Что я буду говорить: и попадать?… Ха-ха-ха! Ха… Я вспомнил недавнюю передачу по ТВ, там рассуждали - всерьез мы сейчас живем, или все это - пародия. Один телевизионный персонаж, большой прикольщик, говорил, что пародия, не всерьез. Вот этот парнишка, с анекдотичным именем Остап, которого научили стрелять и который, возможно, скорее всего, применял свои знания на практике, - он отчего пострадал, от “серьеза” или “пародии”, которые даже в его имени сплетены? Про тех, в кого он стрелял, я даже не говорю.
Распрощавшись с ребятами, мы с женой потом долго шли по улице, было холодно, по Покровке из Кремля в сторону Садового пронеслась кавалькада черных иномарок с мигалками, вспоминали весь разговор, и почему-то мне опять вспомнилась его мать.
Пушкарис Татьяна, в девичестве Честнёва (бывший прапорщик назвал фамилию), работница, мать двоих детей, город Волгоград, бывший Сталинград, от их дома полчаса на автобусе до Мамаева кургана, сказал Остап Петрович.

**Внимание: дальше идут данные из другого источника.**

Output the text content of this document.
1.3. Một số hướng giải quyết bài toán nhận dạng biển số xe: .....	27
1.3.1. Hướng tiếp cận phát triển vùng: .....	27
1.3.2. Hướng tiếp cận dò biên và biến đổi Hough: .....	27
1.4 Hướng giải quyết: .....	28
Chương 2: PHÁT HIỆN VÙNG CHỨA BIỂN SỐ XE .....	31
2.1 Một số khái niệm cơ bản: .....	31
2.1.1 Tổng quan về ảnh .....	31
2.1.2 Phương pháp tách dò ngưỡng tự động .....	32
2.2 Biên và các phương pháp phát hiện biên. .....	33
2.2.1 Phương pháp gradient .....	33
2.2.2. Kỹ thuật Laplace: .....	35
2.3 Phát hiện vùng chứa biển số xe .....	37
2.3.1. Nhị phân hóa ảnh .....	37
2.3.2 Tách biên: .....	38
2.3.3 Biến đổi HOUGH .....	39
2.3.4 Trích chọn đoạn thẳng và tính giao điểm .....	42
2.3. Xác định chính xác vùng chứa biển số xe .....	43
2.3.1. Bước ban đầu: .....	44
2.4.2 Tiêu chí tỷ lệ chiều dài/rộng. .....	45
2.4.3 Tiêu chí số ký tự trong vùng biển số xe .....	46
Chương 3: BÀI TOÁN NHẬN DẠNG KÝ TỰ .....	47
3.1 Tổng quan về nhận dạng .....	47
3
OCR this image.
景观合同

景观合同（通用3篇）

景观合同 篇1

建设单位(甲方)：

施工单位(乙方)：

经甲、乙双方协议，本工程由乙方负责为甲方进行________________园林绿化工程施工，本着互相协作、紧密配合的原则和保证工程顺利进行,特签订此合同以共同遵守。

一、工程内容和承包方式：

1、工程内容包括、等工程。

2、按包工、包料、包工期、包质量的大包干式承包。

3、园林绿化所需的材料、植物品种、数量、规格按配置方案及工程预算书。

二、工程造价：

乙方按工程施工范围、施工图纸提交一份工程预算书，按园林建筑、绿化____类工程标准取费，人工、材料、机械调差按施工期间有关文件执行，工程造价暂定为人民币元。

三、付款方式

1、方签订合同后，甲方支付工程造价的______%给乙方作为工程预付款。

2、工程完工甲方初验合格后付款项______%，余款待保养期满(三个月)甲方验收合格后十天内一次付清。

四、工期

Пушкарис Остап Петрович, двадцать лет, демобилизовавшийся прапорщик российской армии, бывший школьник, бывший снайпер, бывший командир взвода на Кавказской войне, сейчас гостящий у друга-художника в Москве, и его мать, и старший брат, и я, и жена, и редкие прохожие, и даже те, кто промчался мимо в “членовозах” с голубыми маячками, мы все - граждане Российской Федерации, чей герб как будто между прочим красовался у Остапа Петровича на паспорте и военном билете.